Dans la motivation de son appel, M. [K] revient sur des circonstances de fait non opérantes sans établir en quoi le non-respect du délai a porté atteinte à ses droits de manière effective.
Or, il ne peut qu'être constaté que le programme de soins s'inscrit dans une pathologie au long cours pour lequel le traitement retard administré mensuellement ne peut qu'atténuer les symptômes sans possibilité à ce jour d'envisager une guérison. Aucune adaptation du traitement n'a été depuis envisagée et n'apparaît d'ailleurs envisageable au regard des actuelles données médicales.
Dans de telles conditions, le retard de quelques jours dans l'établissement des certificats médicaux n'a pas porté d'atteinte concrète aux droits de M. [K].
Ce moyen ne peut prospérer.
Sur le fond,
Au jour où il est statué et au vu du dernier certificat médical, il ne peut qu'être constaté la persistance de troubles puisque la pathologie sous forme d'une schizophrénie paranoïde est chronique. Le programme de soins demeure indispensable, seul un traitement retard pouvant en limiter les symptômes.
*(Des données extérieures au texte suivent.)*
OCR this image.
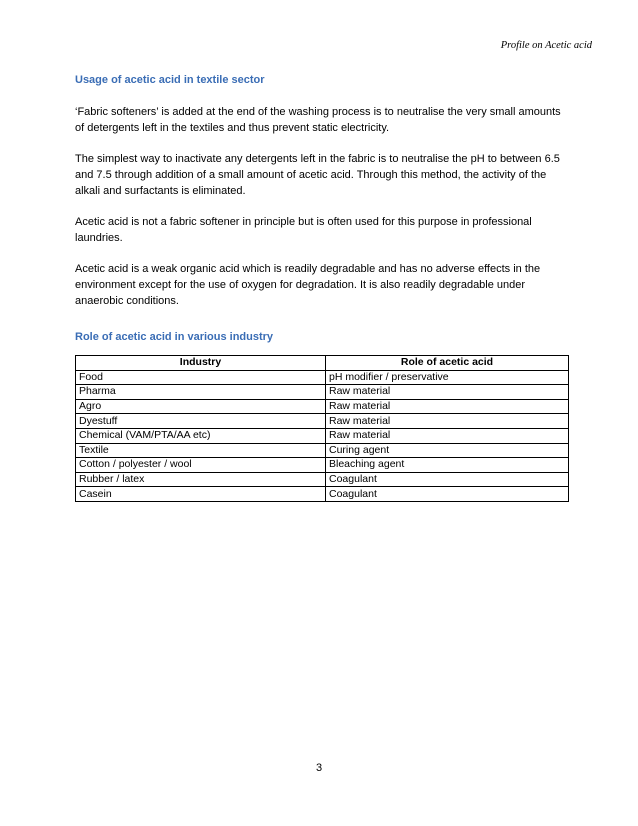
Profile on Acetic acid
Usage of acetic acid in textile sector

‘Fabric softeners’ is added at the end of the washing process is to neutralise the very small amounts of detergents left in the textiles and thus prevent static electricity.

The simplest way to inactivate any detergents left in the fabric is to neutralise the pH to between 6.5 and 7.5 through addition of a small amount of acetic acid. Through this method, the activity of the alkali and surfactants is eliminated.

Acetic acid is not a fabric softener in principle but is often used for this purpose in professional laundries.

Acetic acid is a weak organic acid which is readily degradable and has no adverse effects in the environment except for the use of oxygen for degradation. It is also readily degradable under anaerobic conditions.

Role of acetic acid in various industry
Industry	Role of acetic acid
Food	pH modifier / preservative
Pharma	Raw material
Agro	Raw material
Dyestuff	Raw material
Chemical (VAM/PTA/AA etc)	Raw material
Textile	Curing agent
Cotton / polyester / wool	Bleaching agent
Rubber / latex	Coagulant
Casein	Coagulant
3
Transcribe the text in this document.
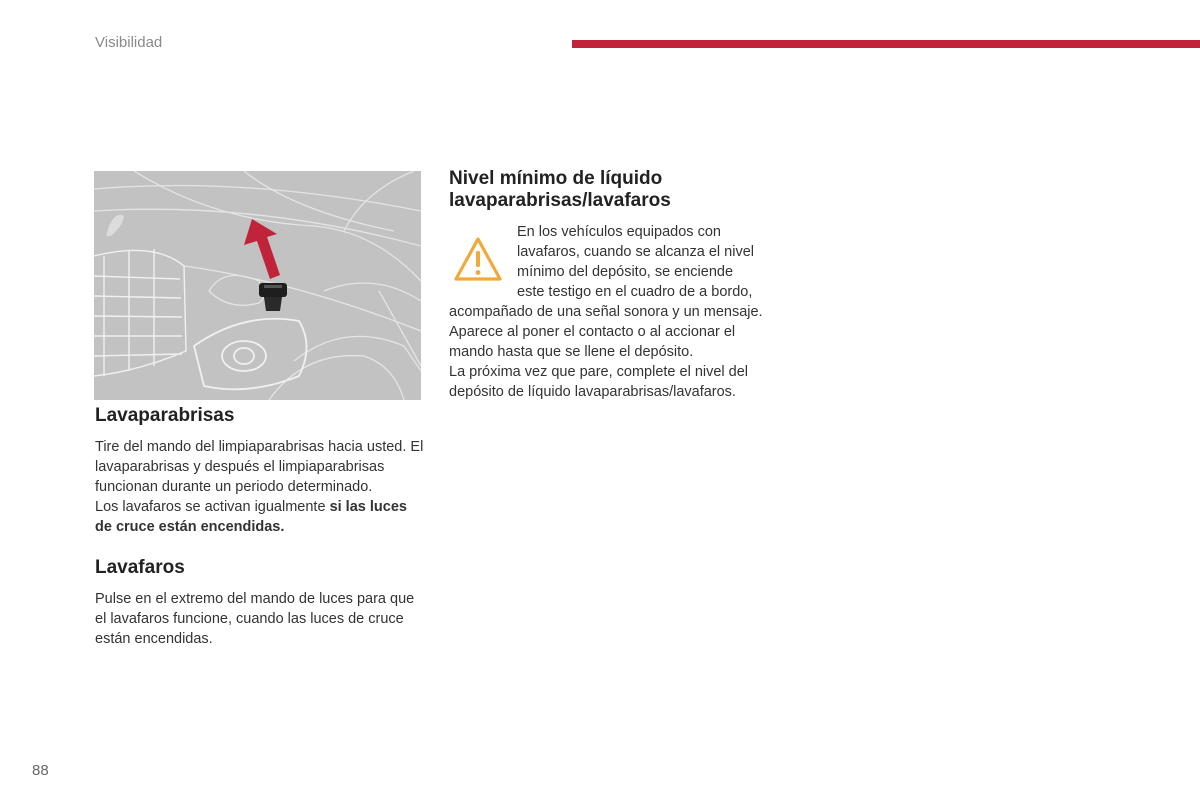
Visibilidad
Lavaparabrisas

Tire del mando del limpiaparabrisas hacia usted. El lavaparabrisas y después el limpiaparabrisas funcionan durante un periodo determinado.

Los lavafaros se activan igualmente si las luces de cruce están encendidas.

Lavafaros

Pulse en el extremo del mando de luces para que el lavafaros funcione, cuando las luces de cruce están encendidas.

Nivel mínimo de líquido
lavaparabrisas/lavafaros

En los vehículos equipados con

lavafaros, cuando se alcanza el nivel

mínimo del depósito, se enciende

este testigo en el cuadro de a bordo,

acompañado de una señal sonora y un mensaje.

Aparece al poner el contacto o al accionar el

mando hasta que se llene el depósito.

La próxima vez que pare, complete el nivel del

depósito de líquido lavaparabrisas/lavafaros.

88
Si M. [K] respecte globalement le programme mise en place, son adhésion demeure tout à fait fragile puisqu'il demeure dans l'incompréhension de ses troubles. À l'audience il a d'ailleurs maintenu qu'il ne se considérait pas comme malade. Une main levée du programme de soins sous contrainte exposerait donc M. [K] à un arrêt de son traitement, lequel, selon l'avis médical, aurait pour conséquence inévitable une décompensation. Celle-ci serait bien de nature à avoir des conséquences graves pour l'ordre public étant rappelé que le programme de soins s'inscrit dans les suites d'une décision d'irresponsabilité sur un plan pénal pour des faits d'incendie volontaire.
La main levée ne peut ainsi être ordonnée et l'ordonnance du magistrat du siège du tribunal judiciaire de Castres désigné à cet effet sera confirmée.
PAR CES MOTIFS
Confirmons l'ordonnance du magistrat du siège du tribunal judiciaire de Castres désigné à cet effet, du 14 février 2025,
Disons que la présente décision sera notifiée selon les formes légales, et qu'avis en sera donné au ministère public,
Laissons les dépens à la charge du Trésor public.